Fresh from a 2012 campaign flooded with toxicity and led by a manager in Bobby Valentine who lost his clubhouse from the get-go, this Boston team looks like a band of brothers that plays with a chip on its shoulder.
Leading the armada for the Red Sox this season are dynamic pitchers Clay Buchholz and Jon Lester.
So far, both pitchers look like they are on a mission.
You can see it in the fiery eyes of both every time they take the mound and by how they pound the strike zone. Both pitchers blend a calm demeanor with a sense of urgency in every start they make.
Buchholz has been more impressive of the two thus far, but not by much.
Still just 28, Buchholz has entered his prime with a vengeance, leading Boston to the top of a formidable AL East Division.
Through five starts, this 6’3” 190-pound Texan is 5-0 with a 1.19 ERA. He has 39 strikeouts in 37.2 innings pitched. Buchholz's WHIP is 1.01 and opponents are batting just .192 against him.
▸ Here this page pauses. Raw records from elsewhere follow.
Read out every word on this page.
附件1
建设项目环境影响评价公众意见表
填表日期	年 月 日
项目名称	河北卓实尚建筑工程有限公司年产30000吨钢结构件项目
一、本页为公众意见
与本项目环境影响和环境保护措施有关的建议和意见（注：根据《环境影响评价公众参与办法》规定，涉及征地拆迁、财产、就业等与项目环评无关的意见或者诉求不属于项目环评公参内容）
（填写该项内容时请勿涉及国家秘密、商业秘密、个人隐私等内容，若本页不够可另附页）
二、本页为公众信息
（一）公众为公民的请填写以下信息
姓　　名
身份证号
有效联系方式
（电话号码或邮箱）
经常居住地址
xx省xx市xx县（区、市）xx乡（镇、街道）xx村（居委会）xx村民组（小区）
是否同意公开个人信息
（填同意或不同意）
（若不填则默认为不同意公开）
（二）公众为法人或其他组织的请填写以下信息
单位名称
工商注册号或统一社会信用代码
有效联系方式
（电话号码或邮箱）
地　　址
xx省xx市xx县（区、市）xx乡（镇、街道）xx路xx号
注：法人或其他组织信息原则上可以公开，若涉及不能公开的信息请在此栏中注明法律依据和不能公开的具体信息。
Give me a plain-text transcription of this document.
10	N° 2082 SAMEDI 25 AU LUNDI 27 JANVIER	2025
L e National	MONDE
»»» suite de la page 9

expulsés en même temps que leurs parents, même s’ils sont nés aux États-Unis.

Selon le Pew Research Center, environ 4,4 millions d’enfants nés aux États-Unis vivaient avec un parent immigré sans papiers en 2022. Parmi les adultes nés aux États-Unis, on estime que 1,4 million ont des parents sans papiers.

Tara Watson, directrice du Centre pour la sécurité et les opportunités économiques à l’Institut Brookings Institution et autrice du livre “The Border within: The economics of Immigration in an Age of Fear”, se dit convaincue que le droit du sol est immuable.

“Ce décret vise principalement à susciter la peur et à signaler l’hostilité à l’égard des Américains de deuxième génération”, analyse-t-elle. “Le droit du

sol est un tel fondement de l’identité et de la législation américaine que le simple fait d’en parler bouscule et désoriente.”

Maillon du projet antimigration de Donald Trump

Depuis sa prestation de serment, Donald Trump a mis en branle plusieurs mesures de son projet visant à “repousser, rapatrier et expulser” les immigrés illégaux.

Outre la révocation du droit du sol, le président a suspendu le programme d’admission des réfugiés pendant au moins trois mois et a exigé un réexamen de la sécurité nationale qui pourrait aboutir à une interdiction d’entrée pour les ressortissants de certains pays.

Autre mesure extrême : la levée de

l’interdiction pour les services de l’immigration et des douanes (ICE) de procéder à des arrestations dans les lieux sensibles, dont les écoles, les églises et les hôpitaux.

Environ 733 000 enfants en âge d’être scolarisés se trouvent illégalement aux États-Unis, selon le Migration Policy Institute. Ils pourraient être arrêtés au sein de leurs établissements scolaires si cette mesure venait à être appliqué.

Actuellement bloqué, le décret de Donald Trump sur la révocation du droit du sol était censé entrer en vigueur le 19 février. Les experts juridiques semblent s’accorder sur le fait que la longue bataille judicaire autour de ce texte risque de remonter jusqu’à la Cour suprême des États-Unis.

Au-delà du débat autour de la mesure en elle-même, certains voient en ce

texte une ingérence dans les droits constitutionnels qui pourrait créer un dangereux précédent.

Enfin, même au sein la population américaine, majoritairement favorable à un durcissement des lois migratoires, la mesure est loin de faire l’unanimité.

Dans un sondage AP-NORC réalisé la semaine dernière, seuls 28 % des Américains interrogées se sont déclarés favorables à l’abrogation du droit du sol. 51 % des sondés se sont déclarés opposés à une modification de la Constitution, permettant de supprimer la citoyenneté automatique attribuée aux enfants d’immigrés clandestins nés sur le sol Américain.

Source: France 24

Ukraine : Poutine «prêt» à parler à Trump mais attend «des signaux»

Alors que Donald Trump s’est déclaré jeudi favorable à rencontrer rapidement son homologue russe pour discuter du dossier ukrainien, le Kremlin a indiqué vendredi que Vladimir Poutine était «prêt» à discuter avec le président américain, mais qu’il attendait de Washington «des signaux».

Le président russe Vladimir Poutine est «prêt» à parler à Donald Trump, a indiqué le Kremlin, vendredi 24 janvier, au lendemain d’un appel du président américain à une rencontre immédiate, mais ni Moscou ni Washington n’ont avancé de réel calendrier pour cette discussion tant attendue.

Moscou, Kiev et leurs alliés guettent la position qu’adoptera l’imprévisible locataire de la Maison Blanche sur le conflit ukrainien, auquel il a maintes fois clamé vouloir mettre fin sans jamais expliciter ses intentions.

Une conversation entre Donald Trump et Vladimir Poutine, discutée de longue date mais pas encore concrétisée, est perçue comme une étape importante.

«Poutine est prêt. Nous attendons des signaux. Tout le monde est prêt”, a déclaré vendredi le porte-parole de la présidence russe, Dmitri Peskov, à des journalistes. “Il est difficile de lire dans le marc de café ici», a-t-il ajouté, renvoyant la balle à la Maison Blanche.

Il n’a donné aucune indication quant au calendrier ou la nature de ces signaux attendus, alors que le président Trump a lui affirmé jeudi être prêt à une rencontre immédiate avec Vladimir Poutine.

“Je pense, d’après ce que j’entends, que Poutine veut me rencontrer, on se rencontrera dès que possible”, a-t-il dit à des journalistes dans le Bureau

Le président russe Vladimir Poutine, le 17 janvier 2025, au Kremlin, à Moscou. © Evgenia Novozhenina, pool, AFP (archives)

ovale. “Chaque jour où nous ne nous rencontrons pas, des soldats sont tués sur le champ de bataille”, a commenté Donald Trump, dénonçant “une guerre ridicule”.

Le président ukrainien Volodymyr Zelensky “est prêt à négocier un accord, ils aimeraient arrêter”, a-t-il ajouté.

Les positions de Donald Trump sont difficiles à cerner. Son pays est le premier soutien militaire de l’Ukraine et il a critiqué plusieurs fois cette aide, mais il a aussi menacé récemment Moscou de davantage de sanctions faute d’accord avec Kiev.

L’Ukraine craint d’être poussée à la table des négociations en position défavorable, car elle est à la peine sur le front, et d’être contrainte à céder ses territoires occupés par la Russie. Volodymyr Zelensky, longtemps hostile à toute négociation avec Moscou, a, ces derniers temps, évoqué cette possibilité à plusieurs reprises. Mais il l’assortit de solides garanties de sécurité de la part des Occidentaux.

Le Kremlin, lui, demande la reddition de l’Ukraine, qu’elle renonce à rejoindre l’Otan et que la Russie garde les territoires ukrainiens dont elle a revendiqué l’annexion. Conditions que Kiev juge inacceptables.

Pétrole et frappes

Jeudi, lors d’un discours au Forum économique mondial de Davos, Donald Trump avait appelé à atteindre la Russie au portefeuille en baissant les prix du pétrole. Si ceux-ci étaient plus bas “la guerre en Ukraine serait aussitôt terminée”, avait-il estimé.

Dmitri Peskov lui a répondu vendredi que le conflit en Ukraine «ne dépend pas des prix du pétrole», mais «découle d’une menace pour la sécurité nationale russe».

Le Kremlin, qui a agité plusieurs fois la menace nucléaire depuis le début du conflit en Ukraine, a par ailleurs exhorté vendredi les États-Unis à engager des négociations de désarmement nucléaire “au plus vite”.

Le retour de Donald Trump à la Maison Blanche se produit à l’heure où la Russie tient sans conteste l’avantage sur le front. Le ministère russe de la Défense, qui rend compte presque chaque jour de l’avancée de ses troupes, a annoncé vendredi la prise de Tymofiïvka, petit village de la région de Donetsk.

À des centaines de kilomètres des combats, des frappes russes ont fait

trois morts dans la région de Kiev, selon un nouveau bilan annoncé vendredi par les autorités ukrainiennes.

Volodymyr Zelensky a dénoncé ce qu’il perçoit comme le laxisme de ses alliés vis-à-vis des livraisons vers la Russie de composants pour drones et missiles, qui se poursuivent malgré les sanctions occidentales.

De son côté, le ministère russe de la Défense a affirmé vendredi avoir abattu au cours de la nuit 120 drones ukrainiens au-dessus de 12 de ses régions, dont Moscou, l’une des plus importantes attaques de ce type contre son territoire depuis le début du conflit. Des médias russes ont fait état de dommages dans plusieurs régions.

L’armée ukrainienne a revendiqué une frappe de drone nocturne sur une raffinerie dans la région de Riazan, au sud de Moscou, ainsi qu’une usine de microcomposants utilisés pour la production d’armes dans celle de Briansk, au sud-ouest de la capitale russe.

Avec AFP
Lester, 29, has also been impressive. With a respected manager in John Farrell now at the helm, Lester takes the hill with a purpose, as if he has a team that is counting on him each game he pitches.
Never one to be shy about wearing his emotions on his sleeve, Lester's competitive juices have been on full display. Just ask the bench in the Red Sox dugout where he went on a frustrated tirade after surrendering a three-run homer to Oakland Athletics outfielder Chris Young on April 24.
Like Buchholz, Lester has five starts under his belt where the 6’4”, 240-pound left-hander from Washington is 4-0 with a 2.27 ERA and 1.11 WHIP. Opposing hitters are hitting .214 off him.
Combined, Buchholz and Lester are 9-0 with a 1.69 ERA.
While baseball fans may debate whether Buchholz and Lester can continue to perform at such a high level, it is inspiring for Red Sox’ fans to see them return to their high-octane form.
Other fans may argue that Ryan Dempster, John Lackey (once he returns) and Felix Doubront will fail to follow the charge of Buchholz, but if both men continue to pitch the way they have, Red Sox Nation will undoubtedly erase the misery it has endured as a franchise over the past few years.